In silico discovery of a novel potential allosteric PI3Kα inhibitor incorporating 2-oxopropyl urea targeting head and neck squamous cell carcinoma
Background: Head and neck squamous cell carcinoma (HNSCC) is the most common and aggressive type of head and neck cancer, characterized by high heterogeneity. Targeted therapy remains the primary treatment due to its ability to reduce side effects and provide personalized medication. To discover novel, effective, and low-side-effect drugs for HNSCC, we analyzed genes associated with the disease and identified PIK3CA, which is highly expressed and often mutated in tumor tissues. These mutations lead to the excessive activation of phosphoinositide 3-kinase alpha (PI3Kα), driving HNSCC progression.

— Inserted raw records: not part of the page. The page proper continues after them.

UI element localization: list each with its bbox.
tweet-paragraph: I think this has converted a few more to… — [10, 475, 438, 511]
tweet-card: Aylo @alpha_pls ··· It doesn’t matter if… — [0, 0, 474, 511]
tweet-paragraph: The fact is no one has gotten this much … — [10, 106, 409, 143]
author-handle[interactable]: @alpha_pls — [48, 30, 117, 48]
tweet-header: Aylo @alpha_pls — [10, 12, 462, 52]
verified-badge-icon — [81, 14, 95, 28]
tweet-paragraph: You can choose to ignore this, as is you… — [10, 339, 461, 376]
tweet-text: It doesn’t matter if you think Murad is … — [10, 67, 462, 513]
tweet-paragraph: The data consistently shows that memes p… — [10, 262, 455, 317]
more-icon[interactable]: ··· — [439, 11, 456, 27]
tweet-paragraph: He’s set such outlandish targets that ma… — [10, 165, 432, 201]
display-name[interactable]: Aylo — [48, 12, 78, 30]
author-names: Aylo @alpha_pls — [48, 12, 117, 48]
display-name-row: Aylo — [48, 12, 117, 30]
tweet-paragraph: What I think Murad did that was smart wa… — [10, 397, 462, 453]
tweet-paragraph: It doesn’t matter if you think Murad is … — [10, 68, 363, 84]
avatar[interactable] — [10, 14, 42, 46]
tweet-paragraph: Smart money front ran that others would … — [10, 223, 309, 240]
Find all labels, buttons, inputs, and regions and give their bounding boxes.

Methods: We focused on the allosteric PI3Kα inhibitor STX-478, which targets PI3Kα mutations and inhibits tumor growth, particularly in tumors with hotspot mutations. STX-478 demonstrated significant efficacy in treating human HNSCC xenografts without the metabolic dysfunction observed with ATP-competitive PI3Kα inhibitors like Alpelisib. The allosteric site of PI3Kα, more accessible due to mutations, increases STX-478’s selectivity for the mutant form of PI3Kα. To optimize STX-478’s structure, we used computational methods, including virtual screening, binding mode analysis, target verification, and evaluation of the ligand-PI3Kα complex’s physical and chemical properties, pharmacokinetics, and stability.

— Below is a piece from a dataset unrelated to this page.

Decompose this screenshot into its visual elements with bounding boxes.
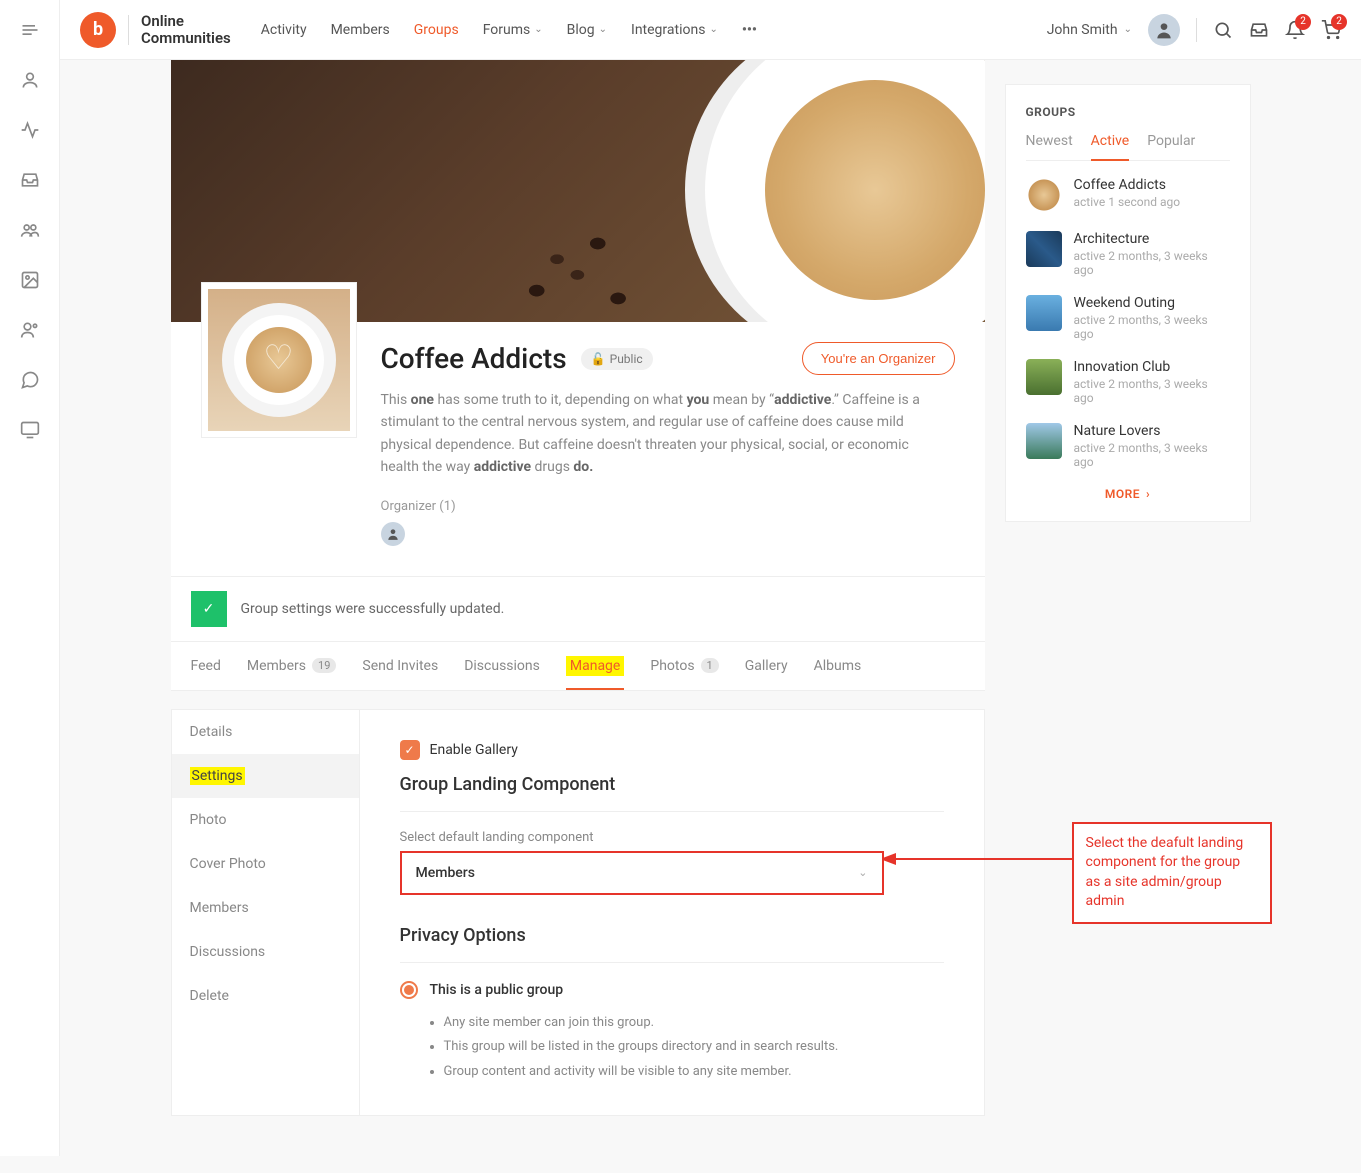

Results: Through these techniques, we identified J-53 (a 2-oxopropyl urea compound) as a promising candidate. J-53 formed hydrogen bonds with key amino acids in PI3Kα, with its unique -C(O)CH3 group forming additional bonds with ILE1019, contributing to more stable binding and enhanced activity. SciFinder validation confirmed the novel structure of J-53, supporting its potential as an inhibitor of PI3Kα.
Conclusion: This study suggests that J-53 could serve as a potential inhibitor of PI3Kα, offering a new avenue for the development of allosteric PI3Kα inhibitors for HNSCC treatment. The findings provide valuable insights for future drug discovery efforts targeting PI3Kα in cancer therapy.